The Knoxville project is along the side of a state highway and is sloping ground. It also has several bluffs 20-25 feet high on the edge. “They need a road built in there so they can put up utility poles,” said Eddy. The project is only 6.5 acres but Queen’s was awarded the project over a dozen other contractors who attended a mandatory pre-bid meeting because Queen’s was the only bid submitted.

The company had to downsize during the recession, but it was able to shed jobs through attrition, not layoffs. Eddy cut back to four days a week in order to keep employees working. However, some employees later quit because of the reduction in hours. The business resumed a five day work schedule a few years ago and currently is working six days a week when needed.

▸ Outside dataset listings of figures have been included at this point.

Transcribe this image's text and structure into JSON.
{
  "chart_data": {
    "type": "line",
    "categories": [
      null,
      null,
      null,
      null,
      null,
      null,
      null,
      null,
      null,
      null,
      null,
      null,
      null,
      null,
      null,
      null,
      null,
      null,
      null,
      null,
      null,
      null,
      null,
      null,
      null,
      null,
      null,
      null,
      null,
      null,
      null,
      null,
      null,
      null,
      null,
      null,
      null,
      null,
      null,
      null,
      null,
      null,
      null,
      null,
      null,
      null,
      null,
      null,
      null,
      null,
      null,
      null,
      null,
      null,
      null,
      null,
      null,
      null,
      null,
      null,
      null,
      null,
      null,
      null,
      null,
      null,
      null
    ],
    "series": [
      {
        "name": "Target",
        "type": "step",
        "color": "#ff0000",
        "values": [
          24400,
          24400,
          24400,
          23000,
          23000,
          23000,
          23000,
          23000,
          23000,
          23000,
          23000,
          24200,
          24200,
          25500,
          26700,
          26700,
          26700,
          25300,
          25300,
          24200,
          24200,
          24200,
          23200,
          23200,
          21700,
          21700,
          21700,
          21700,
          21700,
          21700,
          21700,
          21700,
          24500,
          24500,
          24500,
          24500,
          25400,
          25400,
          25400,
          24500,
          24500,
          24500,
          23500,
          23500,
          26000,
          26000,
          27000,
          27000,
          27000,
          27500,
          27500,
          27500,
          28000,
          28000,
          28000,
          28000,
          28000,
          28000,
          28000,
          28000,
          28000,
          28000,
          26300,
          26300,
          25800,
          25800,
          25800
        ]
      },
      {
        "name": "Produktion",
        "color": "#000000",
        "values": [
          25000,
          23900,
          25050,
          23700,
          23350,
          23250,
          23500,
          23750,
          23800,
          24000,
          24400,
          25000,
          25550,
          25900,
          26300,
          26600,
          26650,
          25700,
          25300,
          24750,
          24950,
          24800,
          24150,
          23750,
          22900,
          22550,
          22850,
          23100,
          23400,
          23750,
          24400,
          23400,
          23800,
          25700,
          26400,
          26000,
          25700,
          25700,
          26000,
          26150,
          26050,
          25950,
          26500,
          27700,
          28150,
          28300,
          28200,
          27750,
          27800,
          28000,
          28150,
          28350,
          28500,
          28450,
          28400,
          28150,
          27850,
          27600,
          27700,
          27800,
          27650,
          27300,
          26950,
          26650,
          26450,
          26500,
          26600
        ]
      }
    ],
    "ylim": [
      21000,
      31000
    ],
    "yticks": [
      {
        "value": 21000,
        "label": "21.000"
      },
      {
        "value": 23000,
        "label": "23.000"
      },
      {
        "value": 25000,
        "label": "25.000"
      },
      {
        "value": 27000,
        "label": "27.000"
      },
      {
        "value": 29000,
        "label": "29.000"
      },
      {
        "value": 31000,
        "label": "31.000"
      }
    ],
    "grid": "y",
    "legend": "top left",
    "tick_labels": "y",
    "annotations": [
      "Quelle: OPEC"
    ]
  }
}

“We’re a drug-free Tennessee company,” said Eddy, who submits to drug tests himself. “If I’m going to make my employees drug-free, I feel like I owe it to them to be drug-free,” he said.

The company awards yearly bonuses at Thanksgiving. “They’re rather hefty normally,” said Eddy.

Eddy, who is a certified arborist along with his son, Daniel, has never put much emphasis on marketing his business, an issue his sons have raised with him.

“I’m kind of letting them run it,” he said. He told them, “You want to market it, market it.”

The company has gotten business over the years via word-of-mouth referrals, a sales representative, or people seeing the company at work on a job.

Eddy has a second home on a lake. “I love going down there,” he said, where he enjoys taking the kids out on the water, settling down with a book and enjoying the quiet, or maybe the occasional morning spent fishing.